UNE ARMEE FRANCAISE EN HONGRIE
BATAILLE DE SAINT-GOTHARD

La victoire de Saint-Gothard, remportée sur les Turcs en 1664, à quelques lieues de Vienne, par les Français et les impériaux, est un des plus glorieux épisodes de notre histoire militaire au XVIIe siècle, et pourtant c’est à peine si elle a obtenu quelques lignes dans nos histoires générales. Cette apparition soudaine de la France dans les plaines lointaines du Danube, cette alliance d’un jour avec la maison d’Autriche, entre les rivalités de la veille et celles du lendemain, a semblé à nos historiens un démenti inexplicable de la politique traditionnelle de notre pays. Le récit de ces événemens s’encadrait mal d’ailleurs dans une histoire générale, il détournait l’attention du lecteur et troublait l’ordonnance de l’œuvre. C’est à peine si l’on daigné mentionner en passant ce grand combat qui sauva la chrétienté : nos annalistes les plus exacts en ignorent les détails et commettent les plus étranges méprises[1]. Ainsi méconnus chez

  1. Le président Hénault par exemple affirme que le commandant en chef des troupes françaises, Coligny, qui paya si vaillamment de sa personne et décida du succès de cette journée, n’assistait pas au combat et se trouvait malade à Vienne.
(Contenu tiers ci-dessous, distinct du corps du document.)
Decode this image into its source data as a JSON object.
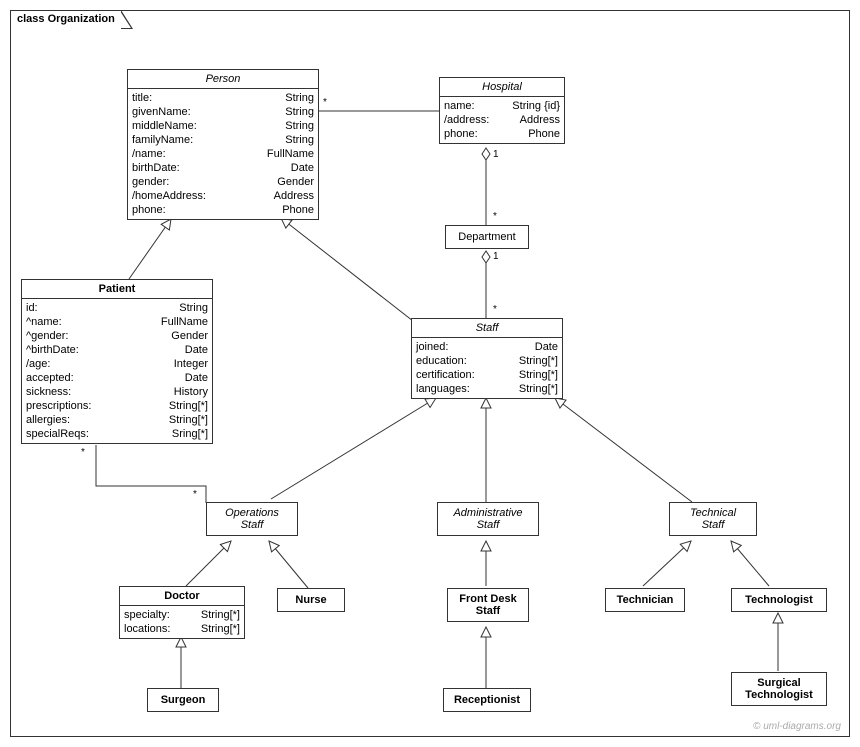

Ce qui est plus étrange, c’est que plusieurs des contemporains et des amis de Coligny se trompaient également sur ce point. Bussy, son cousin, raconte que « non-seulement on ne lui donne point l’honneur de cette action, comme cela se pratique d’ordinaire, mais qu’on le condamne un peu de ne s’y être pas trouvé. » — Mémoires, t. II.